The crowning glory, however, was the ventilation hood, for which we passed over Zephyr in favor of an industrial-strength European model. For installation, we hired a guy from our building’s original construction team, who, we figured, would be familiar with the quirks of the roof we’d be cutting holes through. As it turned out, his insider intel wasn’t limited to roof design. Those Zephyrs in the deluxe units, he tattled, had been installed 12 inches too high—the designer liked the look better. Did we want looks, he asked with a gleam in his eye, or did we want performance?

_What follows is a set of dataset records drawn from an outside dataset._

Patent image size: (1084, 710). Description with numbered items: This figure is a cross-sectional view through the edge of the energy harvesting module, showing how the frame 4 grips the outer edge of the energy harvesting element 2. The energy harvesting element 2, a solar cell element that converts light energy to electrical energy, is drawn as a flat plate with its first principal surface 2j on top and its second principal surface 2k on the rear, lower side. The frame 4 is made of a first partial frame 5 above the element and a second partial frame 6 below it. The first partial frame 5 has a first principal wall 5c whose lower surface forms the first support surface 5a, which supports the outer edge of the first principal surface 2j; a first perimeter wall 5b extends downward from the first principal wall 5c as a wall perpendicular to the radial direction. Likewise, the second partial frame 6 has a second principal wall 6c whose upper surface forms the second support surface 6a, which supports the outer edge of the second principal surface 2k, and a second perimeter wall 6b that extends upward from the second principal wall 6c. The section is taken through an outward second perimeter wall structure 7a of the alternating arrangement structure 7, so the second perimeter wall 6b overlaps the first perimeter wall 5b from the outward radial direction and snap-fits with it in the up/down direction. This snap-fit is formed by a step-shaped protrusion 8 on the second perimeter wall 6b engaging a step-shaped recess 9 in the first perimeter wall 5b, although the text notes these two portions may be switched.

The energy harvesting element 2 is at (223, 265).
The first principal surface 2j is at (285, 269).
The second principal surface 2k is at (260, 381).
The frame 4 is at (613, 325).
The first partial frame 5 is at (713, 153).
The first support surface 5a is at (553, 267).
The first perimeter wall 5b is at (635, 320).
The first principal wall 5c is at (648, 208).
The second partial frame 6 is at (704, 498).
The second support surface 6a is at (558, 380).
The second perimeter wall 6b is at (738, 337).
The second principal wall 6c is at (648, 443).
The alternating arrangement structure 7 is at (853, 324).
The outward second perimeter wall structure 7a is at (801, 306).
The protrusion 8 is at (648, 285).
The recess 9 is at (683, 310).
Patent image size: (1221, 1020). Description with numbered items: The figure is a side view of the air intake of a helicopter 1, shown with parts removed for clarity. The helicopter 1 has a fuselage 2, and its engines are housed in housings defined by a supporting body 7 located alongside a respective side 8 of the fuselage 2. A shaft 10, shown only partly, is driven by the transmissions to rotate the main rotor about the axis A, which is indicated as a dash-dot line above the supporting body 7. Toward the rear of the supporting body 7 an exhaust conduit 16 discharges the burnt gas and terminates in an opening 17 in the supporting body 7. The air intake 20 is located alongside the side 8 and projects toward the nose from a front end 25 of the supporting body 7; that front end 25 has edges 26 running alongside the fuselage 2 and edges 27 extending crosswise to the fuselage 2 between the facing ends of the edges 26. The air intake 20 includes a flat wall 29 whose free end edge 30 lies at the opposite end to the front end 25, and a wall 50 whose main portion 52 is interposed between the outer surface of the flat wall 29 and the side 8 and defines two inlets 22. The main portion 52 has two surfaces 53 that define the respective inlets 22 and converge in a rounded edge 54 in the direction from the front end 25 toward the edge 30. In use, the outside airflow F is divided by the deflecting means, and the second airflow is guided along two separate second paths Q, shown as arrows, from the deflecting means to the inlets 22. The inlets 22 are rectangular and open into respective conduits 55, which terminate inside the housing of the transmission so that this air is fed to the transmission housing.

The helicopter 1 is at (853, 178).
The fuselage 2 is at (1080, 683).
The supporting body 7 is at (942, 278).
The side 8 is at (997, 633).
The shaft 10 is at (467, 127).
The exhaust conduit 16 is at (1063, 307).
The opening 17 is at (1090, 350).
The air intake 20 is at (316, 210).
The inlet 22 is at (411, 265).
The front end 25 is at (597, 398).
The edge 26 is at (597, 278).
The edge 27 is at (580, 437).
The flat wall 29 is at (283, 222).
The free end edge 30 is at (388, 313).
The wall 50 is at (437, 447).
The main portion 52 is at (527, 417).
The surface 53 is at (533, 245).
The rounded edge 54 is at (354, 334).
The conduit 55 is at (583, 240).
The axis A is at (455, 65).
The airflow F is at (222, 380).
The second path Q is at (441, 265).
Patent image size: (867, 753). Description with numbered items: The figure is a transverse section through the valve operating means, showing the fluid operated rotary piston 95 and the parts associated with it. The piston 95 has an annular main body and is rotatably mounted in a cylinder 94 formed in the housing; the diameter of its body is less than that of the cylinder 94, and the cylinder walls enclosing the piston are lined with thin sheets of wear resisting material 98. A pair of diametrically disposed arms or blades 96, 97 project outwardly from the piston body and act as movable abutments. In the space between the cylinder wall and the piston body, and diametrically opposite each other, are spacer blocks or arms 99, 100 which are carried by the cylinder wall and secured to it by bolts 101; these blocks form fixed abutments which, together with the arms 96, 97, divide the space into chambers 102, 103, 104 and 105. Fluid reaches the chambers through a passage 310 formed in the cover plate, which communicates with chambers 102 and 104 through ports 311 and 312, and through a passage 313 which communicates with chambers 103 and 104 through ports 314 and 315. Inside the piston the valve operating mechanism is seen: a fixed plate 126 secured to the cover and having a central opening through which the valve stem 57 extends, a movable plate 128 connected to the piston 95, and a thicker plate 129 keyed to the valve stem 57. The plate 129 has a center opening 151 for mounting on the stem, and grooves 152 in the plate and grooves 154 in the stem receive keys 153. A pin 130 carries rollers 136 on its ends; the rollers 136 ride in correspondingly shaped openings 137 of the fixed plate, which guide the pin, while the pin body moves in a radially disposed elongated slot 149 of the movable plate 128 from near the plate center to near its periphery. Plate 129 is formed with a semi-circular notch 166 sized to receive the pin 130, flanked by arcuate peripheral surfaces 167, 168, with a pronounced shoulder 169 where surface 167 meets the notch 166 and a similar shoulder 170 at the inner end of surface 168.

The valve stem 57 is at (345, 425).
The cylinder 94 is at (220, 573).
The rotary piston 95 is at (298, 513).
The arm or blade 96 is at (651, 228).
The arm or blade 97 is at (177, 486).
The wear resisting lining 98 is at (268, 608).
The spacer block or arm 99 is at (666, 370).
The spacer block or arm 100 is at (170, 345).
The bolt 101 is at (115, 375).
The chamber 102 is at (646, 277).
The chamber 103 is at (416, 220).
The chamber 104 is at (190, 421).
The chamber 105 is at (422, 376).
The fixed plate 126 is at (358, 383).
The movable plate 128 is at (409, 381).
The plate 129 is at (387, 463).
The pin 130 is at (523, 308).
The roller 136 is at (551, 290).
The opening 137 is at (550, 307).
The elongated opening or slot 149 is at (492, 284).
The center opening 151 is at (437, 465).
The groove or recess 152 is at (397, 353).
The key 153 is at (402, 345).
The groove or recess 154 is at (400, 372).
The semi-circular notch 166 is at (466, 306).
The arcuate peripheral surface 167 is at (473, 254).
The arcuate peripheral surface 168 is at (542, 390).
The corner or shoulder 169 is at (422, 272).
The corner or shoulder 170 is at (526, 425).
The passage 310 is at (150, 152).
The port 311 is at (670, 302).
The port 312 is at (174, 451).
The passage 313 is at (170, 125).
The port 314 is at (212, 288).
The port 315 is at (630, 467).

But the fact that our tiny apartment’s kitchen now rivaled any in the building hardly mattered to me anymore—I’d found true love. Like any new lover, I found myself obsessively concocting scenarios to maximize our time together. Week-end dinner party. Weekday dinner party! Brand-new cookbooks.

Braising, baking, frying…I loved it all. But none better than searing, with the burner and fan bumped up to high. Installed at a pan-kissing 22 inches, the vent hood proved so efficient that I could start, and finish, char-crusting a rib-eye right on the cooktop. Sometimes I’d turn out the lights so guests could marvel at the solid white plume of smoke as it moved from the steak’s surface to the workhorse fan, so perfectly dispatched it resembled a cigarette model French-inhaling a Gauloise.

My lovely Leather District kitchen and I eventually parted ways, though amicably. He took up with some French fellow who, according to my real estate agent, is a super-swell guy. I genuinely hope they’re making beautiful croissants together. Me, I’ve moved on, too, to bigger and, in some ways, better. But that sweet, sweet sear? You really never do forget your first.